Au contraire, le travailleur vit du produit de son activité, au jour le jour, plus préoccupé de l’argent à gagner pour satisfaire les besoins du lendemain que de grossir les économies de la veille. Avant de penser à économiser il doit penser à acquérir, ce qui explique que, chez lui, le souci de l’épargne reste au second plan, tandis que le rentier qui, à proprement parler, est capable d’acquérir est, par la force même des choses, attiré vers l’économie.

Les considérations qui précèdent et qui ne visent que les cas extrêmes le travailleur ne possédant rien et le rentier ne travaillant pas sont forcément théoriques. Elles aboutissent à une conception schématique et l’opposition qui en résulte est trop violente.

D’abord parmi les travailleurs tous ne jouissent pas de la même immunité contre l’avarice. Si les ouvriers d’industrie sont rarement avares, il n’en est pas de même des paysans. Ces derniers ont même la réputation d’être particulièrement enclins à l’économie sordide. Cependant, là, comme dans beaucoup de ses jugements, l’opinion publique se montre injuste ou, pour le moins, exagérée. Il est vrai que le paysan pratique volontiers l’économie. Mais son amour de la richesse, quand il sort des limites normales, prend surtout la forme de la cupidité, et c’est faute d’avoir distingué entre la cupidité et l’avarice que l’opinion, secondée dans son erreur par la littérature, considère l’avarice comme le péché mignon du paysan.
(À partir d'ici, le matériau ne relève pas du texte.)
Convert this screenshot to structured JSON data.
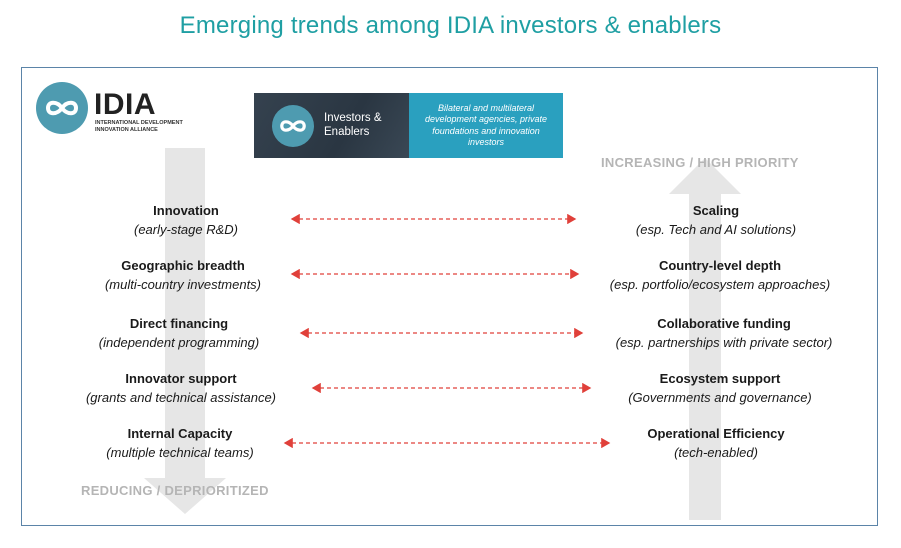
{
  "title": "Emerging trends among IDIA investors & enablers",
  "logo": {
    "wordmark": "IDIA",
    "tagline": "INTERNATIONAL DEVELOPMENT INNOVATION ALLIANCE",
    "icon": "infinity-icon"
  },
  "banner": {
    "label_line1": "Investors &",
    "label_line2": "Enablers",
    "description": "Bilateral and multilateral development agencies, private foundations and innovation investors"
  },
  "axes": {
    "increasing": "INCREASING / HIGH PRIORITY",
    "reducing": "REDUCING / DEPRIORITIZED"
  },
  "colors": {
    "title": "#1f9fa3",
    "accent": "#4e9bb0",
    "connector": "#e0403a",
    "arrow": "#e6e6e6"
  },
  "pairs": [
    {
      "left_title": "Innovation",
      "left_sub": "(early-stage R&D)",
      "right_title": "Scaling",
      "right_sub": "(esp. Tech and AI solutions)"
    },
    {
      "left_title": "Geographic breadth",
      "left_sub": "(multi-country investments)",
      "right_title": "Country-level depth",
      "right_sub": "(esp. portfolio/ecosystem approaches)"
    },
    {
      "left_title": "Direct financing",
      "left_sub": "(independent programming)",
      "right_title": "Collaborative funding",
      "right_sub": "(esp. partnerships with private sector)"
    },
    {
      "left_title": "Innovator support",
      "left_sub": "(grants and technical assistance)",
      "right_title": "Ecosystem support",
      "right_sub": "(Governments and governance)"
    },
    {
      "left_title": "Internal Capacity",
      "left_sub": "(multiple technical teams)",
      "right_title": "Operational Efficiency",
      "right_sub": "(tech-enabled)"
    }
  ]
}
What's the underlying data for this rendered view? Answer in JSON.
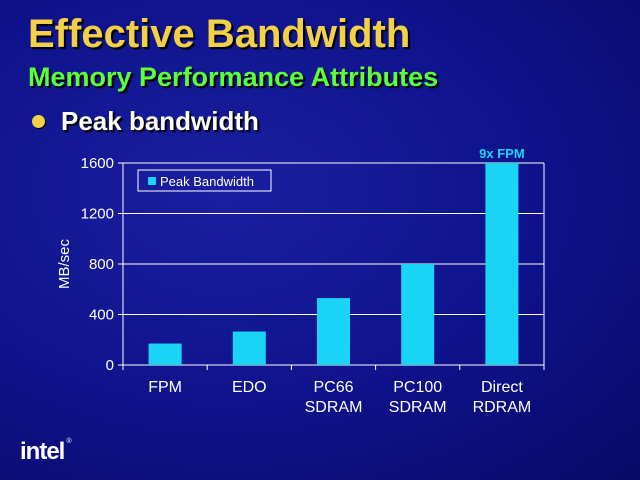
{
  "slide": {
    "title": "Effective Bandwidth",
    "subtitle": "Memory Performance Attributes",
    "bullet": "Peak bandwidth",
    "logo_text": "intel",
    "logo_mark": "®"
  },
  "colors": {
    "background": "#0e128a",
    "title": "#f2d048",
    "subtitle": "#5cff3a",
    "bar": "#19d4f4",
    "annotation": "#19d4f4"
  },
  "chart_data": {
    "type": "bar",
    "title": "",
    "xlabel": "",
    "ylabel": "MB/sec",
    "ylim": [
      0,
      1600
    ],
    "yticks": [
      0,
      400,
      800,
      1200,
      1600
    ],
    "grid": true,
    "legend_position": "top-left",
    "categories": [
      [
        "FPM"
      ],
      [
        "EDO"
      ],
      [
        "PC66",
        "SDRAM"
      ],
      [
        "PC100",
        "SDRAM"
      ],
      [
        "Direct",
        "RDRAM"
      ]
    ],
    "series": [
      {
        "name": "Peak Bandwidth",
        "values": [
          170,
          265,
          530,
          800,
          1600
        ]
      }
    ],
    "annotations": [
      {
        "category_index": 4,
        "text": "9x FPM"
      }
    ]
  }
}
Si nous nous en tenons à la définition que nous avons adoptée, l’avarice est un amour de la richesse pour elle-même, abstraction faite des satisfactions que la richesse peut procurer. En d’autres termes l’économie de l’avare n’a pas de but. Celle du paysan en a un souvent la sécurité et le bien-être de sa vieillesse, souvent aussi l’élévation sociale de sa descendance.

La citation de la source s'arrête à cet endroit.